Emu Oil for Chemotherapy
Dietary emu oil supplementation suppresses 5-fluorouracil chemotherapy-induced inflammation, osteoclast formation, and bone loss.
Raghu
Nadhanan R, Abimosleh SM, Su YW, Scherer MA, Howarth GS, Xian CJ.
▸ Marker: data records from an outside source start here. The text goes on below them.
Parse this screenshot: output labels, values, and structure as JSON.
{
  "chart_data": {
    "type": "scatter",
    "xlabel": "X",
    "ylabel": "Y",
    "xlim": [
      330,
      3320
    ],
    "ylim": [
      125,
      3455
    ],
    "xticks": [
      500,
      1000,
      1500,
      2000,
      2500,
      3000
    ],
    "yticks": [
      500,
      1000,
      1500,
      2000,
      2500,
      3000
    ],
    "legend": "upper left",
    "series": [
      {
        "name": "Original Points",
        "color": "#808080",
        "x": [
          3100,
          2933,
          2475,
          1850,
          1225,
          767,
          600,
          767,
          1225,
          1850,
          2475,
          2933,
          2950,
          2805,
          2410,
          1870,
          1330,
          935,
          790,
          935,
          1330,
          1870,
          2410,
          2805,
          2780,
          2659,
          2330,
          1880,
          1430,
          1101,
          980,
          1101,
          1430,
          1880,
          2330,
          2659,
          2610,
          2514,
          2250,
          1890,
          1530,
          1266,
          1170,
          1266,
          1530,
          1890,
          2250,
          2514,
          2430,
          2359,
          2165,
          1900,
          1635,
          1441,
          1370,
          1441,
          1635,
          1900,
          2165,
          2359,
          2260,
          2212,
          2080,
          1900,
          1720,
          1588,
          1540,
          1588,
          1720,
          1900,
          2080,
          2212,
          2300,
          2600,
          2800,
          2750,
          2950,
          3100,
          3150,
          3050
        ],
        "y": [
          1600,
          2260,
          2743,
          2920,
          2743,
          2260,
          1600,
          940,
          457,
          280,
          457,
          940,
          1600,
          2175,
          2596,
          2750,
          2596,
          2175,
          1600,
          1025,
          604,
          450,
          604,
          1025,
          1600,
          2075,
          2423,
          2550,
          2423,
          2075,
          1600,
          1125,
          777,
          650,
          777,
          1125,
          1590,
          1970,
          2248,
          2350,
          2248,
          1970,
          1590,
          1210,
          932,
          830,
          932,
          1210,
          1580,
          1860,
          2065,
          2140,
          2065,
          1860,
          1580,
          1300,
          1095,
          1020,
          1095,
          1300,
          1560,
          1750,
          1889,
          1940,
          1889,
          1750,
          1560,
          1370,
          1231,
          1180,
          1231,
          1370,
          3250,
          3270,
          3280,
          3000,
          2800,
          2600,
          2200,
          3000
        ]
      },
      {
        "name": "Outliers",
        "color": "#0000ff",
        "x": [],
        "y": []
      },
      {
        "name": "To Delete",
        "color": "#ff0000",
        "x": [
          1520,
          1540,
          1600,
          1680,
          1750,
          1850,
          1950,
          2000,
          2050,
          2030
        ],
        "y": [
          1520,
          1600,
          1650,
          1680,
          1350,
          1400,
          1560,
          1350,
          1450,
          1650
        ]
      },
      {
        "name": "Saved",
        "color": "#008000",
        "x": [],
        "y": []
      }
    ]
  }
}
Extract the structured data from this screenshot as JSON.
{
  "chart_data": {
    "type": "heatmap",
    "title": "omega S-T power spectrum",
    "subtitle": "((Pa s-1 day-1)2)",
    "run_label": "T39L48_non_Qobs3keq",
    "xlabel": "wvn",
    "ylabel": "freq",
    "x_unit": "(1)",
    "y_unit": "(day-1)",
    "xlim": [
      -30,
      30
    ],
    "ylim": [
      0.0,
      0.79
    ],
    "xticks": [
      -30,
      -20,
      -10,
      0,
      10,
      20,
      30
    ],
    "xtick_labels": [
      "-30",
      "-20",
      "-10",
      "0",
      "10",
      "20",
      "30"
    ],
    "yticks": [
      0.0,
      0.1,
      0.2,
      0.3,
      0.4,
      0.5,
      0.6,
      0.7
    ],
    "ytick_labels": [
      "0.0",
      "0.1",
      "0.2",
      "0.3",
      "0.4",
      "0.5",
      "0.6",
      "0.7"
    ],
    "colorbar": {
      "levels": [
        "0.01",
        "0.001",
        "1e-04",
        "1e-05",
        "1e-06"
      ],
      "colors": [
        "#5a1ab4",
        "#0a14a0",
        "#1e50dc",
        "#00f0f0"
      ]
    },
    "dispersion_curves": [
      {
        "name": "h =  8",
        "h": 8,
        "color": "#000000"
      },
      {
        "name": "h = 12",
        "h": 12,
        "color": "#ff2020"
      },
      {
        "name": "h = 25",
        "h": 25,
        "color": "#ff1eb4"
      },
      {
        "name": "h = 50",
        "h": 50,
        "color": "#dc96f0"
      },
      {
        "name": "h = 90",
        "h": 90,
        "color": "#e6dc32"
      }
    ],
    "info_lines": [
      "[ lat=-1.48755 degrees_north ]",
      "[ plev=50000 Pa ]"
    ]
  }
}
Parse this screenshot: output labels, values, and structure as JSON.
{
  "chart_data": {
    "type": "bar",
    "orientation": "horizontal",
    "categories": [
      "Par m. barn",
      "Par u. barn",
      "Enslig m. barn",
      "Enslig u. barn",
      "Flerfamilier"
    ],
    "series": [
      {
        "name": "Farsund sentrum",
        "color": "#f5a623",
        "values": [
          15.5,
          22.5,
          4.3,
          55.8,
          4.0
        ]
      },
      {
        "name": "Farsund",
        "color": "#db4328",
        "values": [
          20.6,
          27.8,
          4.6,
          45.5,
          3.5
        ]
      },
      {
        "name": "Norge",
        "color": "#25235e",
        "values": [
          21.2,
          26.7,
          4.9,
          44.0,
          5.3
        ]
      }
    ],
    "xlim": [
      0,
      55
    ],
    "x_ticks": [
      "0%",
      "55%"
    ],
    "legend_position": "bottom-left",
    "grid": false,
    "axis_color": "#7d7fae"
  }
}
Sansom Institute for Health Research, University of South Australia, Adelaide,
SA 5001, Australia.
Abstract
Cancer chemotherapy can cause osteopenia or osteoporosis, and yet the underlying mechanisms remain unclear, and currently, no preventative treatments are available. This study investigated damaging effects of 5-fluorouracil (5-FU) on histological, cellular, and molecular changes in the tibial metaphysis and potential protective benefits of emu oil (EO), which is known to possess a potent anti-inflammatory property. Female dark agouti rats were gavaged orally with EO or water (1 ml·day(-1)·rat(-1)) for 1 wk before a single ip injection of 5-FU (150 mg/kg) or saline (Sal) was given. The treatment groups were H(2)O + Sal, H(2)O + 5-FU, EO + 5-FU, and EO + Sal. Oral gavage was given throughout the whole period up to 1 day before euthanasia (days 3, 4, and 5 post-5-FU). Histological analysis showed that H(2)O + 5-FU significantly reduced heights of primary spongiosa on days 3 and 5 and trabecular bone volume of secondary spongiosa on days 3 and 4. It reduced density of osteoblasts slightly and caused an increase in the density of osteoclasts on trabecular bone surface on day 4. EO supplementation prevented reduction of osteoblasts and induction of osteoclasts and bone loss caused by 5-FU. Gene expression studies confirmed an inhibitory effect of EO on osteoclasts since it suppressed 5-FU-induced expression of proinflammatory and osteoclastogenic cytokine TNFα, osteoclast marker receptor activator of nuclear factor-κB, and osteoclast-associated receptor. Therefore, this study demonstrated that EO can counter 5-FU chemotherapy-induced inflammation in bone, preserve osteoblasts, suppress osteoclast formation, and potentially be useful in preventing 5-FU chemotherapy-induced bone loss.
鸸鹋油用于化疗
膳食鸸鹋油补抑制 5-氟尿嘧啶化疗所致的炎症反应、
破骨细胞形成和骨丢失。
拉库 Nadhanan R, SM Abimosleh, 苏
YW, 谢马, 沃斯 GS, 宪 CJ.
南澳大利亚阿德莱德大学桑瑟姆健康研究所,SA 5001,澳大利亚。
摘 要
癌症化疗可引起骨量减少或骨质疏松,但潜在的机制仍不清楚,并且目前没有有效的预防性治疗措施。此项研究调查了5-氟尿嘧啶(5-FU)对胫骨干骺端组织、细胞和分子变化的损害结果,以及鸸鹋油(EO)潜在的保护作用,这是因为众所周知,鸸鹋油具有有效的抗炎特性。给雌性黑刺大豚鼠注射5-FU(150毫克/公斤)或生理盐水(SAL)的一周前,灌胃口服EO或水(1毫升•天(1)•鼠(1))。治疗组H(2)O +生理盐水,H(2)O +5氟尿嘧啶,EO + 5-FU和EO + 生理盐水。灌胃贯穿整个周期直到安乐死的前一天。(3天,4天和5天后)。组织学分析表明,在3到5天,H(2)O +氟尿嘧啶显著降低初级松质骨的高度,并且在3到4天减少次级小梁松质骨体积,这会降低成骨细胞细胞密度,同时在4天里造成骨小梁表面破骨细胞密度轻微增加。补充EO可以防止成骨细胞降低,并且防止5-FU诱发的破骨细胞和骨丢失。基因表达的研究证实鸸鹋油对破骨细胞抑制作用。这是由于EO抑制5-FU诱导的炎症和骨细胞因子TNFα;细胞核因子-κB的破骨细胞的标记受体催化剂;以及破骨细胞相关受体。
因此,这项研究表明,EO可以对抗5-FU化疗引起的骨炎症,保护成骨细胞,抑制破骨细胞的形成,并可能在预防5-FU化疗引起的骨丢失方面有效。